Backend Development 20 min read

15 SpringBoot Performance Tweaks to Handle Million-Scale Concurrency

This guide walks through exposing metrics, integrating Prometheus and Grafana, using async‑profiler flame graphs, tuning Tomcat/Undertow, optimizing JVM flags, applying SkyWalking tracing, and applying layer‑wise code, cache, and thread‑pool improvements so a SpringBoot service can reliably serve millions of concurrent requests.

Java Architect Essentials

Apr 26, 2026

15 SpringBoot Performance Tweaks to Handle Million-Scale Concurrency

Metric Exposure and Monitoring

Expose runtime state (cache hit rate, DB pool usage, latency distribution, CPU/memory, GC pauses) before tuning.

Prometheus Integration

1. Maven dependencies

<dependency>
  <groupId>org.springframework.boot</groupId>
  <artifactId>spring-boot-starter-actuator</artifactId>
</dependency>
<dependency>
  <groupId>io.micrometer</groupId>
  <artifactId>micrometer-core</artifactId>
</dependency>
<dependency>
  <groupId>io.micrometer</groupId>
  <artifactId>micrometer-registry-prometheus</artifactId>
</dependency>

2. application.properties / application.yml

management.endpoint.metrics.enabled=true
management.endpoint.prometheus.enabled=true
management.endpoints.web.exposure.include=health,info,prometheus,metrics
management.metrics.export.prometheus.enabled=true
management.endpoint.health.show-details=always
# optional: expose httptrace, threaddump, etc.

3. Start and access

After starting the app, visit http://<host>:<port>/actuator/prometheus. Configure Prometheus to scrape this endpoint, e.g. in prometheus.yml:

scrape_configs:
  - job_name: 'springboot-app'
    metrics_path: '/actuator/prometheus'
    static_configs:
      - targets: ['app-host:port']

4. Custom business metric example

@RestController
public class TestController {
    private final MeterRegistry registry;
    public TestController(MeterRegistry registry) { this.registry = registry; }
    @GetMapping("/test")
    public String test() {
        registry.counter("app_test_invocations", "from", "127.0.0.1", "method", "test").increment();
        return "ok";
    }
}

Prometheus will expose

app_test_invocations_total{from="127.0.0.1",method="test"} 5.0

after five calls.

Cache hit‑rate can be recorded by attaching listeners to CacheManager and incrementing cache_hit or cache_miss counters.

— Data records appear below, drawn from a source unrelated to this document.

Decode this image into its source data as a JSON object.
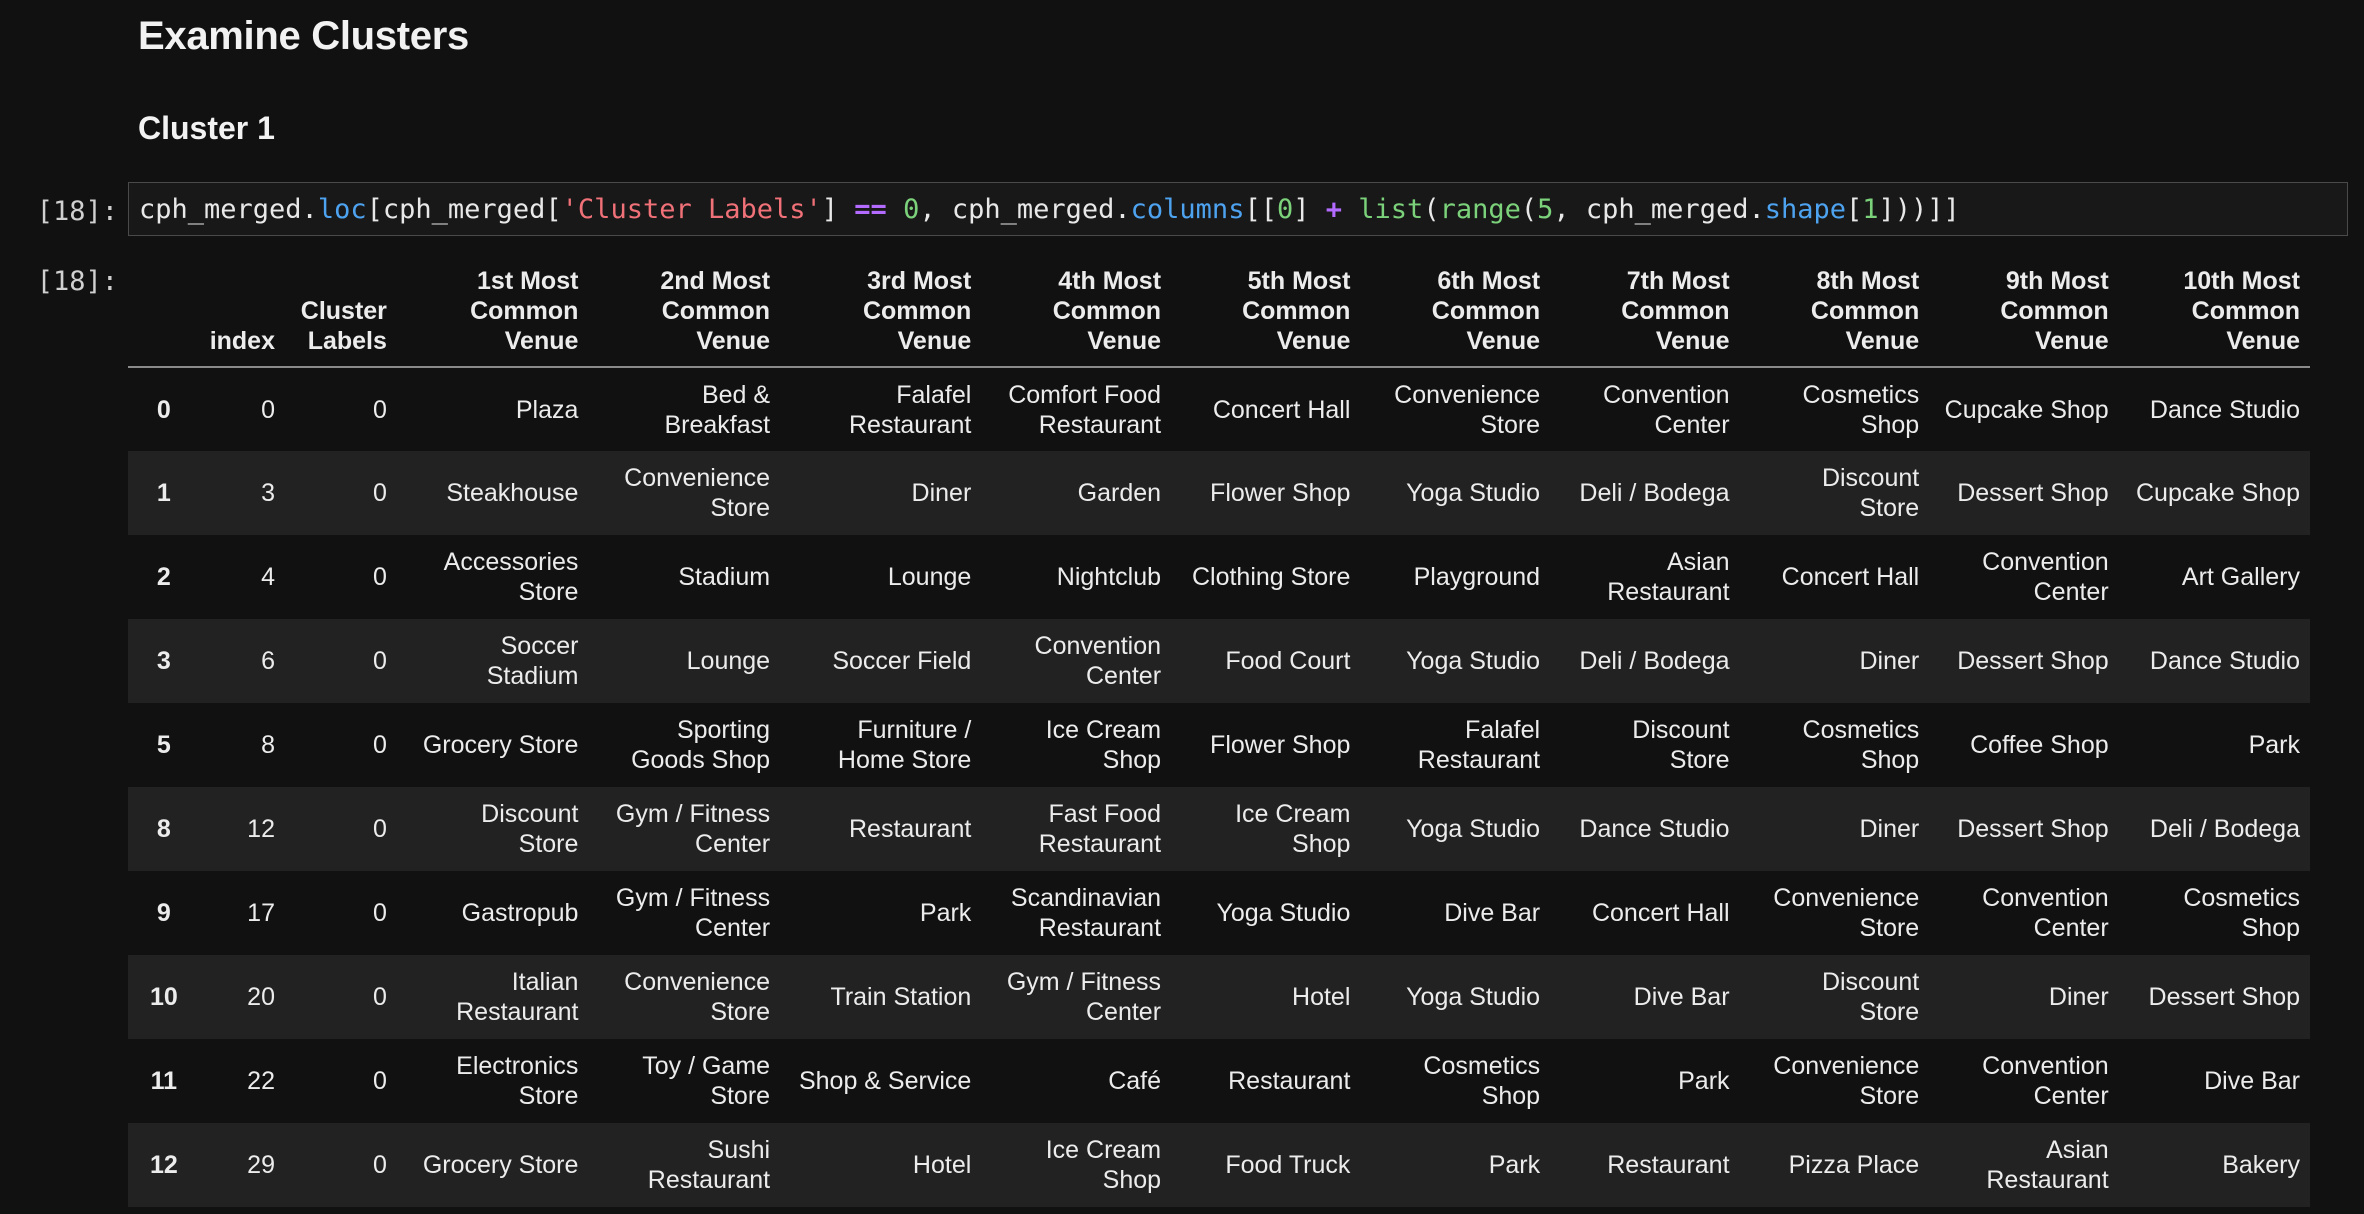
{
  "headings": {
    "section_title": "Examine Clusters",
    "subsection_title": "Cluster 1"
  },
  "cell": {
    "in_prompt": "[18]:",
    "out_prompt": "[18]:",
    "code_tokens": [
      {
        "t": "cph_merged.",
        "k": "plain"
      },
      {
        "t": "loc",
        "k": "attr"
      },
      {
        "t": "[cph_merged[",
        "k": "plain"
      },
      {
        "t": "'Cluster Labels'",
        "k": "str"
      },
      {
        "t": "] ",
        "k": "plain"
      },
      {
        "t": "==",
        "k": "op"
      },
      {
        "t": " ",
        "k": "plain"
      },
      {
        "t": "0",
        "k": "num"
      },
      {
        "t": ", cph_merged.",
        "k": "plain"
      },
      {
        "t": "columns",
        "k": "attr"
      },
      {
        "t": "[[",
        "k": "plain"
      },
      {
        "t": "0",
        "k": "num"
      },
      {
        "t": "] ",
        "k": "plain"
      },
      {
        "t": "+",
        "k": "op"
      },
      {
        "t": " ",
        "k": "plain"
      },
      {
        "t": "list",
        "k": "builtin"
      },
      {
        "t": "(",
        "k": "plain"
      },
      {
        "t": "range",
        "k": "builtin"
      },
      {
        "t": "(",
        "k": "plain"
      },
      {
        "t": "5",
        "k": "num"
      },
      {
        "t": ", cph_merged.",
        "k": "plain"
      },
      {
        "t": "shape",
        "k": "attr"
      },
      {
        "t": "[",
        "k": "plain"
      },
      {
        "t": "1",
        "k": "num"
      },
      {
        "t": "]))]]",
        "k": "plain"
      }
    ]
  },
  "table": {
    "headers": [
      "",
      "index",
      "Cluster\nLabels",
      "1st Most\nCommon\nVenue",
      "2nd Most\nCommon\nVenue",
      "3rd Most\nCommon\nVenue",
      "4th Most\nCommon\nVenue",
      "5th Most\nCommon\nVenue",
      "6th Most\nCommon\nVenue",
      "7th Most\nCommon\nVenue",
      "8th Most\nCommon\nVenue",
      "9th Most\nCommon\nVenue",
      "10th Most\nCommon\nVenue"
    ],
    "rows": [
      {
        "idx": "0",
        "cells": [
          "0",
          "0",
          "Plaza",
          "Bed &\nBreakfast",
          "Falafel\nRestaurant",
          "Comfort Food\nRestaurant",
          "Concert Hall",
          "Convenience\nStore",
          "Convention\nCenter",
          "Cosmetics\nShop",
          "Cupcake Shop",
          "Dance Studio"
        ]
      },
      {
        "idx": "1",
        "cells": [
          "3",
          "0",
          "Steakhouse",
          "Convenience\nStore",
          "Diner",
          "Garden",
          "Flower Shop",
          "Yoga Studio",
          "Deli / Bodega",
          "Discount\nStore",
          "Dessert Shop",
          "Cupcake Shop"
        ]
      },
      {
        "idx": "2",
        "cells": [
          "4",
          "0",
          "Accessories\nStore",
          "Stadium",
          "Lounge",
          "Nightclub",
          "Clothing Store",
          "Playground",
          "Asian\nRestaurant",
          "Concert Hall",
          "Convention\nCenter",
          "Art Gallery"
        ]
      },
      {
        "idx": "3",
        "cells": [
          "6",
          "0",
          "Soccer\nStadium",
          "Lounge",
          "Soccer Field",
          "Convention\nCenter",
          "Food Court",
          "Yoga Studio",
          "Deli / Bodega",
          "Diner",
          "Dessert Shop",
          "Dance Studio"
        ]
      },
      {
        "idx": "5",
        "cells": [
          "8",
          "0",
          "Grocery Store",
          "Sporting\nGoods Shop",
          "Furniture /\nHome Store",
          "Ice Cream\nShop",
          "Flower Shop",
          "Falafel\nRestaurant",
          "Discount\nStore",
          "Cosmetics\nShop",
          "Coffee Shop",
          "Park"
        ]
      },
      {
        "idx": "8",
        "cells": [
          "12",
          "0",
          "Discount\nStore",
          "Gym / Fitness\nCenter",
          "Restaurant",
          "Fast Food\nRestaurant",
          "Ice Cream\nShop",
          "Yoga Studio",
          "Dance Studio",
          "Diner",
          "Dessert Shop",
          "Deli / Bodega"
        ]
      },
      {
        "idx": "9",
        "cells": [
          "17",
          "0",
          "Gastropub",
          "Gym / Fitness\nCenter",
          "Park",
          "Scandinavian\nRestaurant",
          "Yoga Studio",
          "Dive Bar",
          "Concert Hall",
          "Convenience\nStore",
          "Convention\nCenter",
          "Cosmetics\nShop"
        ]
      },
      {
        "idx": "10",
        "cells": [
          "20",
          "0",
          "Italian\nRestaurant",
          "Convenience\nStore",
          "Train Station",
          "Gym / Fitness\nCenter",
          "Hotel",
          "Yoga Studio",
          "Dive Bar",
          "Discount\nStore",
          "Diner",
          "Dessert Shop"
        ]
      },
      {
        "idx": "11",
        "cells": [
          "22",
          "0",
          "Electronics\nStore",
          "Toy / Game\nStore",
          "Shop & Service",
          "Café",
          "Restaurant",
          "Cosmetics\nShop",
          "Park",
          "Convenience\nStore",
          "Convention\nCenter",
          "Dive Bar"
        ]
      },
      {
        "idx": "12",
        "cells": [
          "29",
          "0",
          "Grocery Store",
          "Sushi\nRestaurant",
          "Hotel",
          "Ice Cream\nShop",
          "Food Truck",
          "Park",
          "Restaurant",
          "Pizza Place",
          "Asian\nRestaurant",
          "Bakery"
        ]
      }
    ]
  }
}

Grafana Visualization and AlertManager

Configure Prometheus as a data source in Grafana and build dashboards showing JVM memory, GC pauses, thread count, HTTP request rate & latency (using Histogram / Summary), cache hit‑rate ( hit/(hit+miss)), and DB connection pool usage (active vs max).

Typical AlertManager rules:

95% latency exceeds a threshold

GC pause duration too long

Connection‑pool exhaustion

Performance Profiling with Flame Graphs

async‑profiler download and usage

1. Download the async‑profiler release from GitHub and unpack, e.g. /opt/async-profiler.

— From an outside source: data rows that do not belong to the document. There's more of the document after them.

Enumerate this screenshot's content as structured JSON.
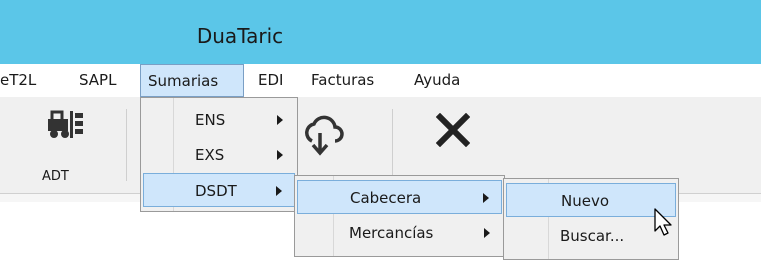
{
  "window": {
    "title": "DuaTaric"
  },
  "menubar": {
    "items": [
      {
        "label": "eT2L"
      },
      {
        "label": "SAPL"
      },
      {
        "label": "Sumarias"
      },
      {
        "label": "EDI"
      },
      {
        "label": "Facturas"
      },
      {
        "label": "Ayuda"
      }
    ]
  },
  "toolbar": {
    "buttons": [
      {
        "label": "ADT",
        "icon": "forklift-icon"
      },
      {
        "label": "",
        "icon": "cloud-download-icon"
      },
      {
        "label": "",
        "icon": "close-icon"
      }
    ]
  },
  "menus": {
    "sumarias": [
      {
        "label": "ENS"
      },
      {
        "label": "EXS"
      },
      {
        "label": "DSDT"
      }
    ],
    "dsdt": [
      {
        "label": "Cabecera"
      },
      {
        "label": "Mercancías"
      }
    ],
    "cabecera": [
      {
        "label": "Nuevo"
      },
      {
        "label": "Buscar..."
      }
    ]
  },
  "colors": {
    "titlebar": "#5bc6e8",
    "highlight": "#cfe6fb",
    "highlight_border": "#7aaedb"
  }
}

2. Start the SpringBoot JVM with the agent:

java -agentpath:/opt/async-profiler/build/libasyncProfiler.so=start,svg,file=profile.svg -jar your-app.jar

3. Run a realistic workload (load test or real traffic), then stop sampling:

# attach mode without restart
./profiler.sh -d 30 -f profile.svg <pid>

4. Open the generated profile.svg in a browser. The horizontal axis shows sampled time proportion (wider = hotter), the vertical axis shows call‑stack depth. Drill down from the widest segment to locate hot methods and optimise them.

Flame‑graph optimisation examples

If a hot spot is a slow method, inspect its logic for unnecessary loops, I/O blocking, or opportunities for parallelism.

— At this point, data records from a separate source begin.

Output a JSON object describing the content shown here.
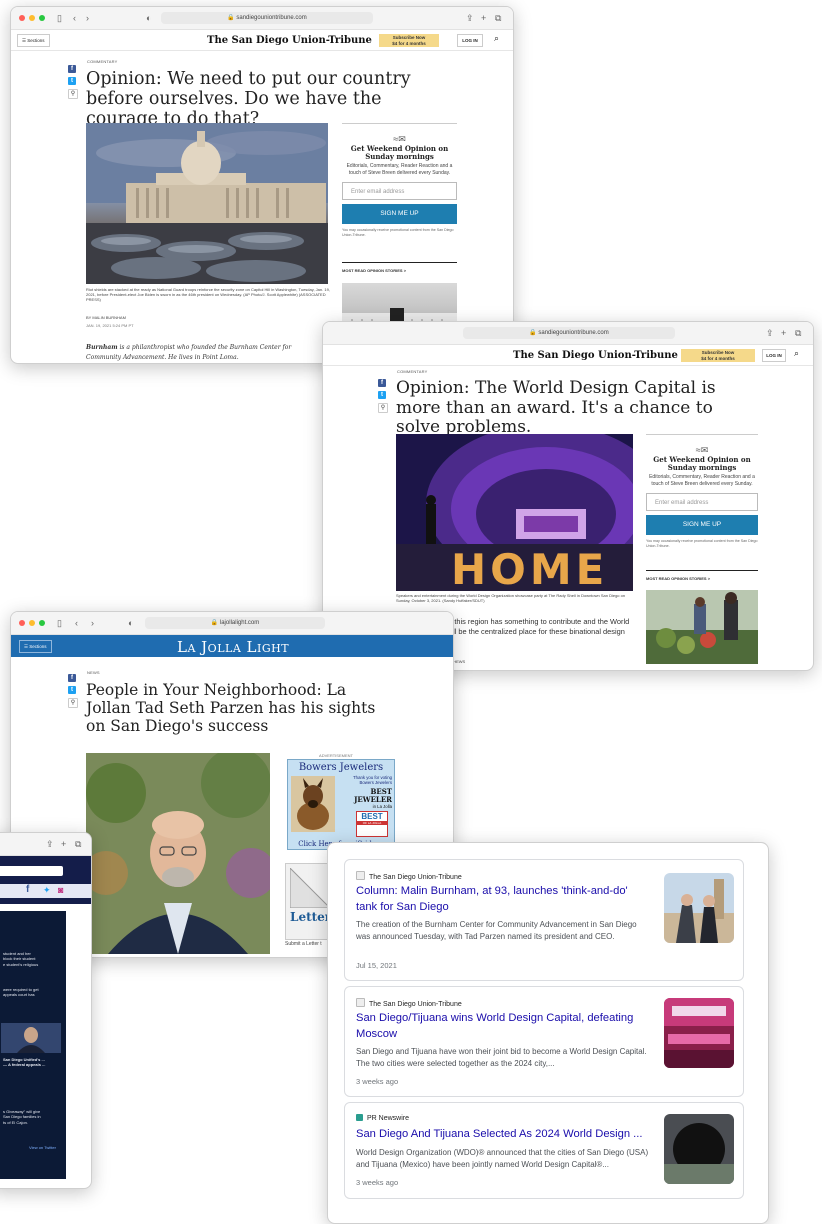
{
  "ut_window_1": {
    "url": "sandiegouniontribune.com",
    "logo": "The San Diego Union-Tribune",
    "sections": "Sections",
    "subscribe": "Subscribe Now\n$4 for 4 months",
    "login": "LOG IN",
    "kicker": "COMMENTARY",
    "headline": "Opinion: We need to put our country before ourselves. Do we have the courage to do that?",
    "caption": "Riot shields are stacked at the ready as National Guard troops reinforce the security zone on Capitol Hill in Washington, Tuesday, Jan. 19, 2021, before President-elect Joe Biden is sworn in as the 46th president on Wednesday. (AP Photo/J. Scott Applewhite) (ASSOCIATED PRESS)",
    "byline": "BY MALIN BURNHAM",
    "date": "JAN. 19, 2021 5:24 PM PT",
    "body_lead": "Burnham",
    "body_text": " is a philanthropist who founded the Burnham Center for Community Advancement. He lives in Point Loma.",
    "newsletter": {
      "title": "Get Weekend Opinion on Sunday mornings",
      "desc": "Editorials, Commentary, Reader Reaction and a touch of Steve Breen delivered every Sunday.",
      "placeholder": "Enter email address",
      "button": "SIGN ME UP",
      "fine": "You may occasionally receive promotional content from the San Diego Union-Tribune."
    },
    "most_read": "MOST READ OPINION STORIES  >"
  },
  "ut_window_2": {
    "url": "sandiegouniontribune.com",
    "logo": "The San Diego Union-Tribune",
    "subscribe": "Subscribe Now\n$4 for 4 months",
    "login": "LOG IN",
    "kicker": "COMMENTARY",
    "headline": "Opinion: The World Design Capital is more than an award. It's a chance to solve problems.",
    "caption": "Speakers and entertainment during the World Design Organization showcase party at The Rady Shell in Downtown San Diego on Sunday, October 3, 2021. (Sandy Huffaker/SDUT)",
    "body": "Every member of this region has something to contribute and the World Design Capital will be the centralized place for these binational design contributions",
    "byline": "BY TAD PARZEN, EDDIE MATTHEWS",
    "sign_text": "HOME",
    "newsletter": {
      "title": "Get Weekend Opinion on Sunday mornings",
      "desc": "Editorials, Commentary, Reader Reaction and a touch of Steve Breen delivered every Sunday.",
      "placeholder": "Enter email address",
      "button": "SIGN ME UP",
      "fine": "You may occasionally receive promotional content from the San Diego Union-Tribune."
    },
    "most_read": "MOST READ OPINION STORIES  >"
  },
  "ljl_window": {
    "url": "lajollalight.com",
    "sections": "Sections",
    "logo": "La Jolla Light",
    "kicker": "NEWS",
    "headline": "People in Your Neighborhood: La Jollan Tad Seth Parzen has his sights on San Diego's success",
    "ad_label": "ADVERTISEMENT",
    "ad": {
      "title": "Bowers Jewelers",
      "line1": "Thank you for voting Bowers Jewelers",
      "best": "BEST",
      "jeweler": "JEWELER",
      "in": "in La Jolla",
      "badge": "BEST",
      "badge_sub": "OF LA JOLLA",
      "cta": "Click Here for gift ideas"
    },
    "letter_ad": "Letter",
    "letter_caption": "Submit a Letter t"
  },
  "twitter_window": {
    "tweets": [
      "student and her\nblock their student\ne student's religious",
      "were required to get\nappeals court has",
      "San Diego Unified's ...\n— A federal appeals ...",
      "s Giveaway\" will give\nSan Diego families in\nts of El Cajon."
    ],
    "view_on_twitter": "View on Twitter"
  },
  "results": [
    {
      "source": "The San Diego Union-Tribune",
      "title": "Column: Malin Burnham, at 93, launches 'think-and-do' tank for San Diego",
      "snippet": "The creation of the Burnham Center for Community Advancement in San Diego was announced Tuesday, with Tad Parzen named its president and CEO.",
      "date": "Jul 15, 2021"
    },
    {
      "source": "The San Diego Union-Tribune",
      "title": "San Diego/Tijuana wins World Design Capital, defeating Moscow",
      "snippet": "San Diego and Tijuana have won their joint bid to become a World Design Capital. The two cities were selected together as the 2024 city,...",
      "date": "3 weeks ago"
    },
    {
      "source": "PR Newswire",
      "title": "San Diego And Tijuana Selected As 2024 World Design ...",
      "snippet": "World Design Organization (WDO)® announced that the cities of San Diego (USA) and Tijuana (Mexico) have been jointly named World Design Capital®...",
      "date": "3 weeks ago"
    }
  ],
  "colors": {
    "ljl_blue": "#1f6cb0",
    "signup_blue": "#1e7eb0",
    "subscribe_yellow": "#f5d98a",
    "result_title": "#1a0dab"
  }
}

If serialization dominates, switch to a more efficient library or shrink the response object.

If GC consumes most time, analyse GC logs and tune heap configuration.

HTTP and Web‑Layer Optimisation

CDN and static‑resource acceleration

Host common static assets (JS, CSS, images) on a CDN to offload the backend and serve from geographically close nodes.

Use public CDNs for third‑party libraries; upload your own assets to a CDN or static file server.

Cache‑Control / Expires in Nginx

location ~* \.(ico|gif|jpg|jpeg|png|css|js)$ {
    add_header Cache-Control "max-age=31536000, immutable";
}

Version the resource URL or use file fingerprints to keep cache hits while allowing updates.

Reduce domain count

Combine static resources and API under a single domain to avoid extra DNS lookups.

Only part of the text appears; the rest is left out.